The results turned out to be different from what NSU announced, with big implications.

LNU remained as overall champion in individual sports, since its lead from the next school was hard to beat. But we saw a significant reshuffling of the runners up. In the team sports on the other hand, EVSU shot up from fourth place to become the overall champion, pushing VSU, LNU and UEP down the list.

Check these tables to see how different the results have become:

Individual Sports: 

RankSecretariat's VersionMedalsCorrected ResultsMedals
1 LNU 77 LNU 51 Gold - 14 Silver - 12 Bronze
2 VSU 35 ESSU 13 - 11 - 8
3 UEP 34 VSU 12 - 16 - 7
4 ESSU 32 EVSU 9 - 12 - 7
5 EVSU 28 PIT 8 - 8 - 9
6 NSU 26  NwSSU 6 - 9 - 5
7 PIT 25 NSU 6 - 8 - 12
8 NwSSU 20 UEP 4 - 13 - 17
9 SLSU 5 SLSU 0 - 1 - 4
10 SSU 4 SSU 0 - 0 - 4
11 UPVTC 0 UPVTC 0 - 0 - 0

 Team Sports: 

RankSecretariat's VersionMedalsCorrected ResultsMedals
1 VSU 9 EVSU 28 Gold - 8 Silver - 0 Bronze
2 LNU 8 VSU 19 - 17 - 9
3 UEP 6 LNU 12 - 17 - 15
4 EVSU 5 NSU 9 - 0 - 17
5 NSU 5 UEP 8 - 30 - 0
6 ESSU 3 SLSU 5 - 0 - 11
7 NwSSU 3 PIT 4 - 0 - 0
8 SSU 3 NwSSU 0 - 10 - 4
9 SLSU 2 UPVTC 0 - 5 - 0
10 PIT 1 SSU 0 - 0 - 14
11 UPVTC 1 ESSU 0 - 0 - 8

 Finally, following last year’s practice of coming up with a final medal tally combining both individual sports and team sports, we have prepared the following table to show the total number of medals garnered by each participating school:

SchoolGoldSilverBronze
LNU 63 31 27
EVSU 37 20 7
VSU 31 33 16
NSU 15 8 29
ESSU 13 11 8
UEP 12 43 17
PIT 12 8 9
NwSSU 6 19 9
SLSU 5 1 15
UPVTC 0 5 0
SSU 0 0 18

What this implies

Amaranth worked with VSU’s sports director Dr.

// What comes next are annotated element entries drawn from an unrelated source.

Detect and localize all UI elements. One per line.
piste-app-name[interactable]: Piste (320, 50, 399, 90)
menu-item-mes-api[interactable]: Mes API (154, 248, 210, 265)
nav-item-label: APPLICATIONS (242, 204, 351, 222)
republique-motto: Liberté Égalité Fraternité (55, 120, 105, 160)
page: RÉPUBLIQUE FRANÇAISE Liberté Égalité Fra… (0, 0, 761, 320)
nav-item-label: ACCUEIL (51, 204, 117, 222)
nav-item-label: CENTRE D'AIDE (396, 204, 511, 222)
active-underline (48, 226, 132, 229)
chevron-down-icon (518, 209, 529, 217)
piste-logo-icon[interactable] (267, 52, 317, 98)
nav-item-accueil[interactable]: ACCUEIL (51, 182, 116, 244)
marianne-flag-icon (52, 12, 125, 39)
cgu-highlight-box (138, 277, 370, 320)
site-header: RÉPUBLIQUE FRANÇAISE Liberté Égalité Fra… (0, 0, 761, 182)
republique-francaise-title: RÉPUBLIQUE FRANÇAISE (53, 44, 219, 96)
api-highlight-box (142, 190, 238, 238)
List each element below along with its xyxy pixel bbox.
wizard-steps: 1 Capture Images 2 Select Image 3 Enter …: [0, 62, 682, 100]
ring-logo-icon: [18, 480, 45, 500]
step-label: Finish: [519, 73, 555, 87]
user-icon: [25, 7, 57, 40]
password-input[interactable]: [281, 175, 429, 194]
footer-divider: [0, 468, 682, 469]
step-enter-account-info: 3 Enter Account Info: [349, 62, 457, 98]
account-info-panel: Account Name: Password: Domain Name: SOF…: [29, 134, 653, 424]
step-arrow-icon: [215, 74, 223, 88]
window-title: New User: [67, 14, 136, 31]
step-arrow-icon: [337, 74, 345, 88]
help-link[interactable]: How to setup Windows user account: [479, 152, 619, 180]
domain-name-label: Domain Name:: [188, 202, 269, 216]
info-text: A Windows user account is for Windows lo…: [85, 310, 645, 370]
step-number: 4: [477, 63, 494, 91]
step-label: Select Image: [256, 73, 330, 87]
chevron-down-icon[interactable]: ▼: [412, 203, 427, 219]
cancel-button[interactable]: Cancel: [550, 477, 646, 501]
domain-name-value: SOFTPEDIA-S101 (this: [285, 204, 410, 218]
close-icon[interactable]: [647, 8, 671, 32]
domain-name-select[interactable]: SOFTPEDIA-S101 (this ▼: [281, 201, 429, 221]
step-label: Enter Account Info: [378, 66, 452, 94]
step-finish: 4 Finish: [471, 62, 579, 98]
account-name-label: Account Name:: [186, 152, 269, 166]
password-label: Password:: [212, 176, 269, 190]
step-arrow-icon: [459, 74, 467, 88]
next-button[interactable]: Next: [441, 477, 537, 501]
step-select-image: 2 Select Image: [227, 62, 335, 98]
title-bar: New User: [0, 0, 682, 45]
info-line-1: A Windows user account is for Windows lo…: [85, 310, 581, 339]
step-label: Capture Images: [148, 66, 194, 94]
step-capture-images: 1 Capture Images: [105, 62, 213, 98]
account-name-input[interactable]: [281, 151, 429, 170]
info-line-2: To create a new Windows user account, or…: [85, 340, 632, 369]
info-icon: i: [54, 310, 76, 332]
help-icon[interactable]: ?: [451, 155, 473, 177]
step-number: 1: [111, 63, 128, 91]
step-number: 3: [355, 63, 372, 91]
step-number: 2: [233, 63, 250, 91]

Aleli Villocino in generating the correct results because of our desire to truthfully present how schools really fared in SCUAA 2016.

Because of the gross inaccuracy of the NSU secretariat’s version of the results, we may have unduly withheld the credit from where it is due. EVSU, who raked in the most golds for team sports, was supposed to be recognized, not VSU. Both Dr. Villocino and VSU President Edgardo Tulin, when we presented them with these results, felt it appropriate for VSU to graciously give way.

We do not wish to rain on VSU’s parade, really, but we uphold and stand by the truth more than anything. Truth is the cornerstone and guiding light in our pursuit of excellence. Nonetheless, we are proud of what our delegation, Team VSU, has achieved given the very short preparation time brought about by the academic calendar shift.

We hope these mistakes do not happen again, because it is the integrity of holding these regional games that is at stake. As we revisit our commitment to the true purpose of SCUAA—to gather the best of the best to represent Region 8—let us recognize that we cannot do that without embracing the truth, the whole truth, and nothing but the truth.